The first step is raising awareness about the oppressions at play, and not mistaking Black parents’ response to systemic injustice as personal preference. We need to support and promote policies—like extended Medicaid across all 50 states—and organizations that specifically aim to improve health outcomes for Black people. Chocolate Milk Cafe is one such organization: They recently became a 501 (c) (3) non-profit organization and rely on donations to sustain their important work. LaShanda also recommends community initiatives like  ROSE (Reaching Out Sisters Everywhere), and BMBFA (Black Mothers Breastfeeding Association) to Black lactating parents. And because we need to extend lactation education not just to Black communities, but to the medical providers who serve them, LaShanda suggests Irth App, a maternal health review app for Black and Brown parents created by Kimberly Seals Allers. Beyond all of that, we desperately need Black representation among lactation consultants.

Black lactating parents deserve care from experts who understand their unique experiences, but per the American Psychological Association, “most doulas [and International Board Certified Lactation Consultants] are white, middle-class women.” LaShanda explained that there are three pathways towards becoming an IBCLC. “Chocolate Milk Cafe is a pathway one,” she said.
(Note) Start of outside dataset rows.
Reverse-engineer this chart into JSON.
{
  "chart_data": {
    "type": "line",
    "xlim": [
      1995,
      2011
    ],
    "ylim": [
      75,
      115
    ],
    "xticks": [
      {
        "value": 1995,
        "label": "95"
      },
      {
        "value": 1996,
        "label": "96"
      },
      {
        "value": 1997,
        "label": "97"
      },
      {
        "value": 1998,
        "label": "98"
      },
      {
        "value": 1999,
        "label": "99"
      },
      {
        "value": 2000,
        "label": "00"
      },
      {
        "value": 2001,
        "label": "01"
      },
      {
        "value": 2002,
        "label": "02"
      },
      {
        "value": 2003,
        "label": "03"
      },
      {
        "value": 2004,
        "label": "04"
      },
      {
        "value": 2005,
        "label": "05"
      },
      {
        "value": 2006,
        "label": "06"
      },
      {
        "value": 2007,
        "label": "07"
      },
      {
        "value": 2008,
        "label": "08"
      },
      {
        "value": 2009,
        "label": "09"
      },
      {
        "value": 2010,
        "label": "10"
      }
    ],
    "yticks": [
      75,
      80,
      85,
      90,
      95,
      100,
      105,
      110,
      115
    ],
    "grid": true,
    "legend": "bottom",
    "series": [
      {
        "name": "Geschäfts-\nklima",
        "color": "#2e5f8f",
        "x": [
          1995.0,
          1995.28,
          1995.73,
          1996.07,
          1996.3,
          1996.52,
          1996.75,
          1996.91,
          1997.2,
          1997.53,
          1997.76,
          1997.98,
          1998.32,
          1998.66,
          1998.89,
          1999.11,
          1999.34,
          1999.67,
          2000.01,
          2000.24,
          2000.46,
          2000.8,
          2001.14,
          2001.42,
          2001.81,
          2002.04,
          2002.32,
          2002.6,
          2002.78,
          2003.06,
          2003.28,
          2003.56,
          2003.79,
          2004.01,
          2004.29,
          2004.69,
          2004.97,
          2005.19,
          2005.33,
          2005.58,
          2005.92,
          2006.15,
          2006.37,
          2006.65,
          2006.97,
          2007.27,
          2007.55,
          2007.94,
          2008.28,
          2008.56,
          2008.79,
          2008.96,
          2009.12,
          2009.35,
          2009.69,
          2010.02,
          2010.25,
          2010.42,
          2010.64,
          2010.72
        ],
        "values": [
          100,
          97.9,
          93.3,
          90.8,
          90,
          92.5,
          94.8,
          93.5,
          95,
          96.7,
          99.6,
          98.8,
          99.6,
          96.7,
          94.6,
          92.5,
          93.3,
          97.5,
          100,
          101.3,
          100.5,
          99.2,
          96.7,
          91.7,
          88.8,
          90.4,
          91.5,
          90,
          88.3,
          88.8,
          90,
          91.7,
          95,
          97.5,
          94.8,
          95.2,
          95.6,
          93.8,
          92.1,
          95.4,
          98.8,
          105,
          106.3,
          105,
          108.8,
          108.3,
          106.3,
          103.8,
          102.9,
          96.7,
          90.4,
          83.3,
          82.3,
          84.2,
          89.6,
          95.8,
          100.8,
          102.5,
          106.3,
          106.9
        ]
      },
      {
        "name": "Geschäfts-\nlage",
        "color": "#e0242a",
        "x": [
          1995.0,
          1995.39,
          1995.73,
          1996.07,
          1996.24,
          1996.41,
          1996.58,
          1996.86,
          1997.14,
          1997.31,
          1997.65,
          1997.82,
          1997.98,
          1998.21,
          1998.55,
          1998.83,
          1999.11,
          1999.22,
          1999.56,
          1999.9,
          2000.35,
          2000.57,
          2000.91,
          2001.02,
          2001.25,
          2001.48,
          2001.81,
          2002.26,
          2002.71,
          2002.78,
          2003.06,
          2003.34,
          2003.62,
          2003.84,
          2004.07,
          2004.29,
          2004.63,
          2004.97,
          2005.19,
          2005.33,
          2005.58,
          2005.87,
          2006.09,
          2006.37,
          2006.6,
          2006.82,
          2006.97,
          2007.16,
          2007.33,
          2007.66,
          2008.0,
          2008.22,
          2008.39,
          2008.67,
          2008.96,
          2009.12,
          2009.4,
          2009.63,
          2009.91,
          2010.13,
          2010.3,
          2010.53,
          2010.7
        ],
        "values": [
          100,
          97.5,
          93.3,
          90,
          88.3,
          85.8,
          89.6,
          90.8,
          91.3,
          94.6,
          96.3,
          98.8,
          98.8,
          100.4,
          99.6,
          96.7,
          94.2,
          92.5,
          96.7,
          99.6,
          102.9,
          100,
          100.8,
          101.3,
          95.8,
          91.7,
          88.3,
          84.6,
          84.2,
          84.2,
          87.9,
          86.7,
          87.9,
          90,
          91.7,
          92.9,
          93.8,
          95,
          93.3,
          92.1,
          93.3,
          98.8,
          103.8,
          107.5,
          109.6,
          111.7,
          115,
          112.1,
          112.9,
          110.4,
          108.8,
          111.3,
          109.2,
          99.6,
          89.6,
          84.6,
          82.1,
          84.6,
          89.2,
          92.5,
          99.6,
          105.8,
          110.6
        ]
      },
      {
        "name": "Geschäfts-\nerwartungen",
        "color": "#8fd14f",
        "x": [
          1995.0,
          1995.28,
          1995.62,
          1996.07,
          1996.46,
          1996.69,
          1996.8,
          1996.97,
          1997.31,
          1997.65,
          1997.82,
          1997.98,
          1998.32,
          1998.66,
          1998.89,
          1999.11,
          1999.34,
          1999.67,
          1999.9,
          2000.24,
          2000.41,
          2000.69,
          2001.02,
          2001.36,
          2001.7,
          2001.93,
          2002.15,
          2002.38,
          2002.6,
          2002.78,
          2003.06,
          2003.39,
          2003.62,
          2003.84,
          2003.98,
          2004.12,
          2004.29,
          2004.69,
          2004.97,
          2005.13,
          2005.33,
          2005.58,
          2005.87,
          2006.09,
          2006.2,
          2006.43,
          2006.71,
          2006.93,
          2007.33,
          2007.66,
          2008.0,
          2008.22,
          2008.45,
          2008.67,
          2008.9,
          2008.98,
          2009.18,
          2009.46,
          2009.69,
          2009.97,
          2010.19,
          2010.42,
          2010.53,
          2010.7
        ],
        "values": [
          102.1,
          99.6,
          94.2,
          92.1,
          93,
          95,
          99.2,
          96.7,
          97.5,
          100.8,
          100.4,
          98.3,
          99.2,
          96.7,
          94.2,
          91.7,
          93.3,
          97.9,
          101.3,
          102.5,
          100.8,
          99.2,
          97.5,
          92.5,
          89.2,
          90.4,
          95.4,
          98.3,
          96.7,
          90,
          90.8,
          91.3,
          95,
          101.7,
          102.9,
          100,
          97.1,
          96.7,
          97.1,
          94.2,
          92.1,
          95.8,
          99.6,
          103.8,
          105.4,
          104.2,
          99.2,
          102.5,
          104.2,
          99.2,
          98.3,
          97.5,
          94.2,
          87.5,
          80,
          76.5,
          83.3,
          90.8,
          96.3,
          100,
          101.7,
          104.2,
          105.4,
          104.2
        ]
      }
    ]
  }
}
In addition to providing peer-to-peer lactation care, they “help Black people become IBCLCs.” Often, pathways require a paid mentorship from an IBCLC, which can be expensive for any aspiring lactation consultant, and cost-prohibitive for many Black lactation consultants. But LaShanda offers her expertise free of charge. “I never charge [for my mentorship],” LaShanda said. “I know other IBCLCs probably charge, but that’s another barrier our community doesn’t need.”

It makes sense that the same systemic barriers impacting lactation healthcare in the Black community also prevent many Black people from pursuing an IBCLC certification. So it is imperative that we acknowledge those barriers, remove them where we can, and create safe, mutually encouraging spaces for Black IBCLCs and Black parents alike.